Fletton Quays, as of late July 2020. Photo:

Already struggling before the pandemic, Peterborough City Market is due a total overhaul. There was speculation that it could move into the Beales building but that now appears destined to become flats, might The Vine present itself as a location for at least some of the smaller businesses.

In June Principal Development Manager at Peterborough Investment Partnership and Head of Growth at Peterborough City Council Howard Bright said that PIP was looking at the Northminster area of the city centre for redevelopment and rejuvenation.

He said: "It is an area with several major challenges; it’s tired and unloved, but the council announced in February that it is set to transfer the land including the market, the multi-storey car park and Laxton Square to PIP.

“We’re still at the early process of transferring the land and there is no development ‘plan’ or ‘scheme’ as such; but anybody can see that the area has huge potential.

“PIP would look to secure planning permission and attract outside development which could lead to the redevelopment of Northminster including luxury apartments, retail and office buildings, a new car park and a market hall.

“Whatever we end up doing, there must remain that social element in everything we do. We want give back to the people of Peterborough something that they can be proud of – something for the future.”

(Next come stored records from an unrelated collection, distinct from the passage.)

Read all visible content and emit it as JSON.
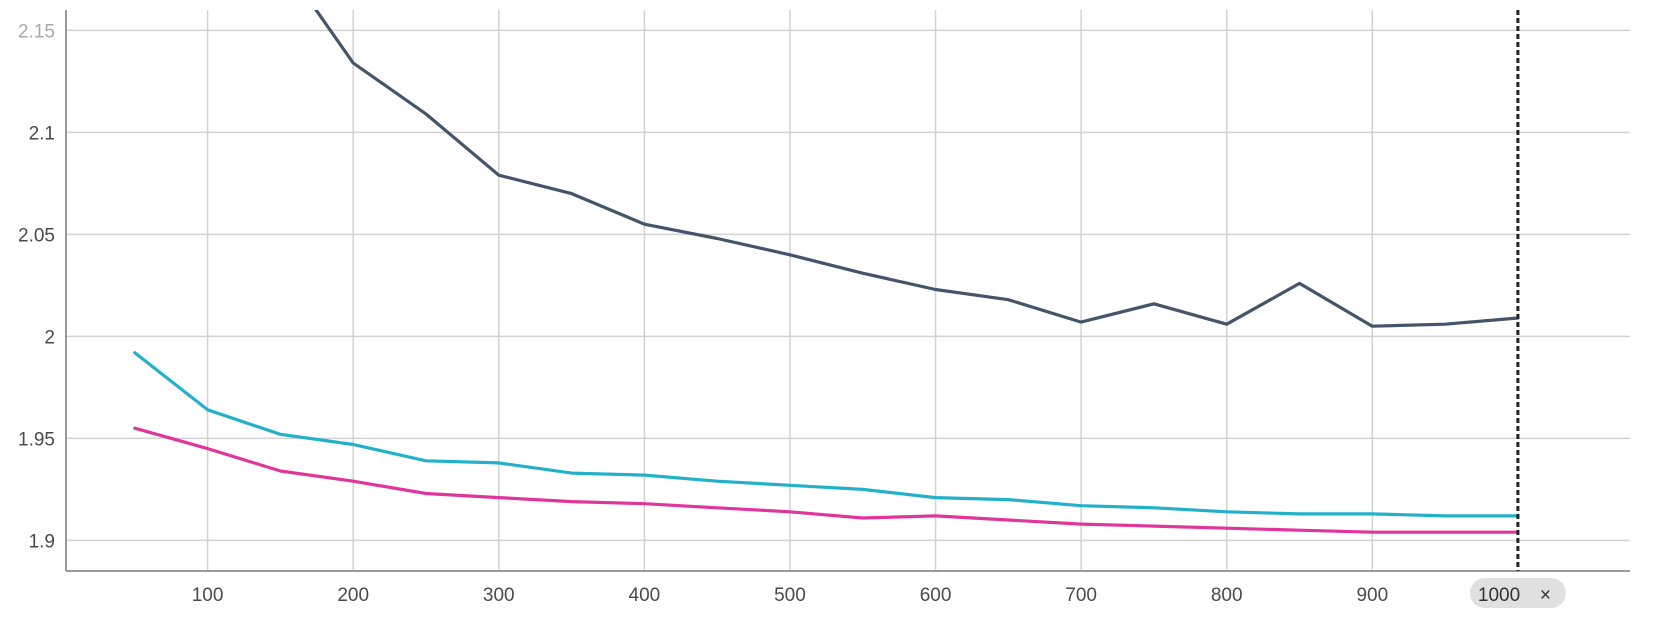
{
  "chart_data": {
    "type": "line",
    "title": "",
    "xlabel": "",
    "ylabel": "",
    "xlim": [
      0,
      1030
    ],
    "ylim": [
      1.885,
      2.16
    ],
    "x_ticks": [
      100,
      200,
      300,
      400,
      500,
      600,
      700,
      800,
      900
    ],
    "x_tick_labels": [
      "100",
      "200",
      "300",
      "400",
      "500",
      "600",
      "700",
      "800",
      "900"
    ],
    "y_ticks": [
      1.9,
      1.95,
      2,
      2.05,
      2.1,
      2.15
    ],
    "y_tick_labels": [
      "1.9",
      "1.95",
      "2",
      "2.05",
      "2.1",
      "2.15"
    ],
    "grid": true,
    "legend": "none",
    "cursor": {
      "x": 1000,
      "label": "1000",
      "close_symbol": "×"
    },
    "series": [
      {
        "color": "#44546a",
        "x": [
          150,
          200,
          250,
          300,
          350,
          400,
          450,
          500,
          550,
          600,
          650,
          700,
          750,
          800,
          850,
          900,
          950,
          1000
        ],
        "values": [
          2.185,
          2.134,
          2.109,
          2.079,
          2.07,
          2.055,
          2.048,
          2.04,
          2.031,
          2.023,
          2.018,
          2.007,
          2.016,
          2.006,
          2.026,
          2.005,
          2.006,
          2.009
        ]
      },
      {
        "color": "#23b1c9",
        "x": [
          50,
          100,
          150,
          200,
          250,
          300,
          350,
          400,
          450,
          500,
          550,
          600,
          650,
          700,
          750,
          800,
          850,
          900,
          950,
          1000
        ],
        "values": [
          1.992,
          1.964,
          1.952,
          1.947,
          1.939,
          1.938,
          1.933,
          1.932,
          1.929,
          1.927,
          1.925,
          1.921,
          1.92,
          1.917,
          1.916,
          1.914,
          1.913,
          1.913,
          1.912,
          1.912
        ]
      },
      {
        "color": "#e0359a",
        "x": [
          50,
          100,
          150,
          200,
          250,
          300,
          350,
          400,
          450,
          500,
          550,
          600,
          650,
          700,
          750,
          800,
          850,
          900,
          950,
          1000
        ],
        "values": [
          1.955,
          1.945,
          1.934,
          1.929,
          1.923,
          1.921,
          1.919,
          1.918,
          1.916,
          1.914,
          1.911,
          1.912,
          1.91,
          1.908,
          1.907,
          1.906,
          1.905,
          1.904,
          1.904,
          1.904
        ]
      }
    ]
  }
}
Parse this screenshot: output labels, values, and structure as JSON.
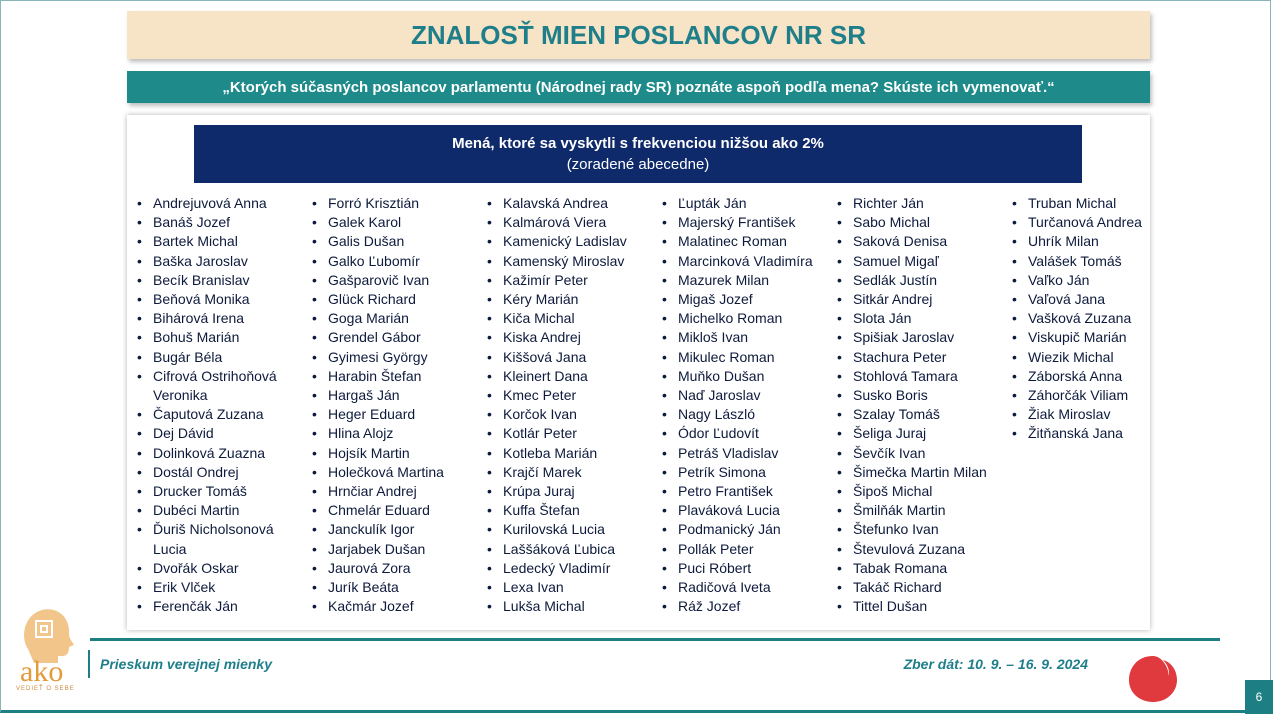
{
  "title": "ZNALOSŤ MIEN POSLANCOV NR SR",
  "question": "„Ktorých súčasných poslancov parlamentu (Národnej rady SR) poznáte aspoň podľa mena? Skúste ich vymenovať.“",
  "names_header": {
    "line1": "Mená, ktoré sa vyskytli s frekvenciou nižšou ako 2%",
    "line2": "(zoradené abecedne)"
  },
  "columns": [
    [
      "Andrejuvová Anna",
      "Banáš Jozef",
      "Bartek Michal",
      "Baška Jaroslav",
      "Becík Branislav",
      "Beňová Monika",
      "Bihárová Irena",
      "Bohuš Marián",
      "Bugár Béla",
      "Cifrová Ostrihoňová Veronika",
      "Čaputová Zuzana",
      "Dej Dávid",
      "Dolinková Zuazna",
      "Dostál Ondrej",
      "Drucker Tomáš",
      "Dubéci Martin",
      "Ďuriš Nicholsonová Lucia",
      "Dvořák Oskar",
      "Erik Vlček",
      "Ferenčák Ján"
    ],
    [
      "Forró Krisztián",
      "Galek Karol",
      "Galis Dušan",
      "Galko Ľubomír",
      "Gašparovič Ivan",
      "Glück Richard",
      "Goga Marián",
      "Grendel Gábor",
      "Gyimesi György",
      "Harabin Štefan",
      "Hargaš Ján",
      "Heger Eduard",
      "Hlina Alojz",
      "Hojsík Martin",
      "Holečková Martina",
      "Hrnčiar Andrej",
      "Chmelár Eduard",
      "Janckulík Igor",
      "Jarjabek Dušan",
      "Jaurová Zora",
      "Jurík Beáta",
      "Kačmár Jozef"
    ],
    [
      "Kalavská Andrea",
      "Kalmárová Viera",
      "Kamenický Ladislav",
      "Kamenský Miroslav",
      "Kažimír Peter",
      "Kéry Marián",
      "Kiča Michal",
      "Kiska Andrej",
      "Kiššová Jana",
      "Kleinert Dana",
      "Kmec Peter",
      "Korčok Ivan",
      "Kotlár Peter",
      "Kotleba Marián",
      "Krajčí Marek",
      "Krúpa Juraj",
      "Kuffa Štefan",
      "Kurilovská Lucia",
      "Laššáková Ľubica",
      "Ledecký Vladimír",
      "Lexa Ivan",
      "Lukša Michal"
    ],
    [
      "Ľupták Ján",
      "Majerský František",
      "Malatinec Roman",
      "Marcinková Vladimíra",
      "Mazurek Milan",
      "Migaš Jozef",
      "Michelko Roman",
      "Mikloš Ivan",
      "Mikulec Roman",
      "Muňko Dušan",
      "Naď Jaroslav",
      "Nagy László",
      "Ódor Ľudovít",
      "Petráš Vladislav",
      "Petrík Simona",
      "Petro František",
      "Plaváková Lucia",
      "Podmanický Ján",
      "Pollák Peter",
      "Puci Róbert",
      "Radičová Iveta",
      "Ráž Jozef"
    ],
    [
      "Richter Ján",
      "Sabo Michal",
      "Saková Denisa",
      "Samuel Migaľ",
      "Sedlák Justín",
      "Sitkár Andrej",
      "Slota Ján",
      "Spišiak Jaroslav",
      "Stachura Peter",
      "Stohlová Tamara",
      "Susko Boris",
      "Szalay Tomáš",
      "Šeliga Juraj",
      "Ševčík Ivan",
      "Šimečka Martin Milan",
      "Šipoš Michal",
      "Šmilňák Martin",
      "Štefunko Ivan",
      "Števulová Zuzana",
      "Tabak Romana",
      "Takáč Richard",
      "Tittel Dušan"
    ],
    [
      "Truban Michal",
      "Turčanová Andrea",
      "Uhrík Milan",
      "Valášek Tomáš",
      "Vaľko Ján",
      "Vaľová Jana",
      "Vašková Zuzana",
      "Viskupič Marián",
      "Wiezik Michal",
      "Záborská Anna",
      "Záhorčák Viliam",
      "Žiak Miroslav",
      "Žitňanská Jana"
    ]
  ],
  "footer": {
    "left": "Prieskum verejnej mienky",
    "right": "Zber dát: 10. 9. – 16. 9. 2024",
    "page": "6"
  },
  "logo": {
    "name": "ako",
    "tagline": "VEDIEŤ O SEBE",
    "logo_color": "#e8a24a",
    "swirl_color": "#e03a3e"
  }
}
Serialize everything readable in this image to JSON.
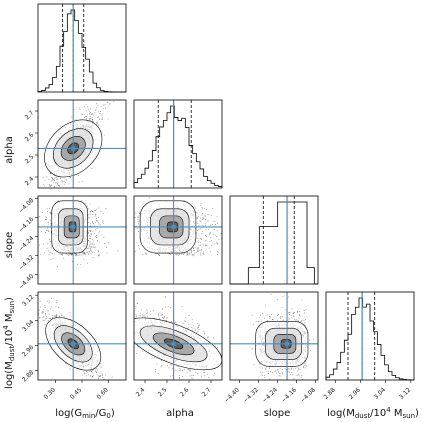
{
  "chart_data": {
    "type": "corner",
    "parameters": [
      {
        "key": "logG",
        "label_main": "log(G",
        "label_sub": "min",
        "label_tail": "/G",
        "label_sub2": "0",
        "label_end": ")",
        "truth": 0.4,
        "quantiles": [
          0.34,
          0.4,
          0.46
        ],
        "range": [
          0.2,
          0.7
        ],
        "ticks": [
          "0.30",
          "0.45",
          "0.60"
        ],
        "tick_values": [
          0.3,
          0.45,
          0.6
        ]
      },
      {
        "key": "alpha",
        "label": "alpha",
        "truth": 2.53,
        "quantiles": [
          2.46,
          2.53,
          2.61
        ],
        "range": [
          2.35,
          2.75
        ],
        "ticks": [
          "2.4",
          "2.5",
          "2.6",
          "2.7"
        ],
        "tick_values": [
          2.4,
          2.5,
          2.6,
          2.7
        ]
      },
      {
        "key": "slope",
        "label": "slope",
        "truth": -4.2,
        "quantiles": [
          -4.3,
          -4.2,
          -4.17
        ],
        "range": [
          -4.44,
          -4.07
        ],
        "ticks": [
          "-4.40",
          "-4.32",
          "-4.24",
          "-4.16",
          "-4.08"
        ],
        "tick_values": [
          -4.4,
          -4.32,
          -4.24,
          -4.16,
          -4.08
        ]
      },
      {
        "key": "logM",
        "label_main": "log(M",
        "label_sub": "dust",
        "label_tail": "/10",
        "label_sup": "4",
        "label_end2": " M",
        "label_sub2": "sun",
        "label_end": ")",
        "truth": 2.965,
        "quantiles": [
          2.92,
          2.965,
          3.005
        ],
        "range": [
          2.85,
          3.13
        ],
        "ticks": [
          "2.88",
          "2.96",
          "3.04",
          "3.12"
        ],
        "tick_values": [
          2.88,
          2.96,
          3.04,
          3.12
        ]
      }
    ],
    "row_labels": [
      "",
      "alpha",
      "slope",
      "log(M_dust/10^4 M_sun)"
    ],
    "column_labels": [
      "log(G_min/G0)",
      "alpha",
      "slope",
      "log(M_dust/10^4 M_sun)"
    ],
    "truth_color": "#4c8ebf",
    "hist_color": "#000000"
  },
  "labels": {
    "x0": "log(G",
    "x0_sub": "min",
    "x0_mid": "/G",
    "x0_sub2": "0",
    "x0_end": ")",
    "x1": "alpha",
    "x2": "slope",
    "x3": "log(M",
    "x3_sub": "dust",
    "x3_mid": "/10",
    "x3_sup": "4",
    "x3_mid2": " M",
    "x3_sub2": "sun",
    "x3_end": ")",
    "y1": "alpha",
    "y2": "slope",
    "y3": "log(M",
    "y3_sub": "dust",
    "y3_mid": "/10",
    "y3_sup": "4",
    "y3_mid2": " M",
    "y3_sub2": "sun",
    "y3_end": ")"
  }
}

No decision has yet made on the future of the Solstice - a planning application went into Peterborough City Council in May for its demolition, to be replaced by a seven-storey and three-storey block comprising 56 apartments, shops and restaurants, with enough room for 77 students.

And yesterday it was announced that plans have also been approved to turn Fifth Avenue into a hotel - although other options are also on the table.  

Still, people may ask - with the Park Inn and Great Northern; the Hilton at Fletton Quays; the Travelodge a stone's throw away, and now potentially another hotel on the way - is it overkill?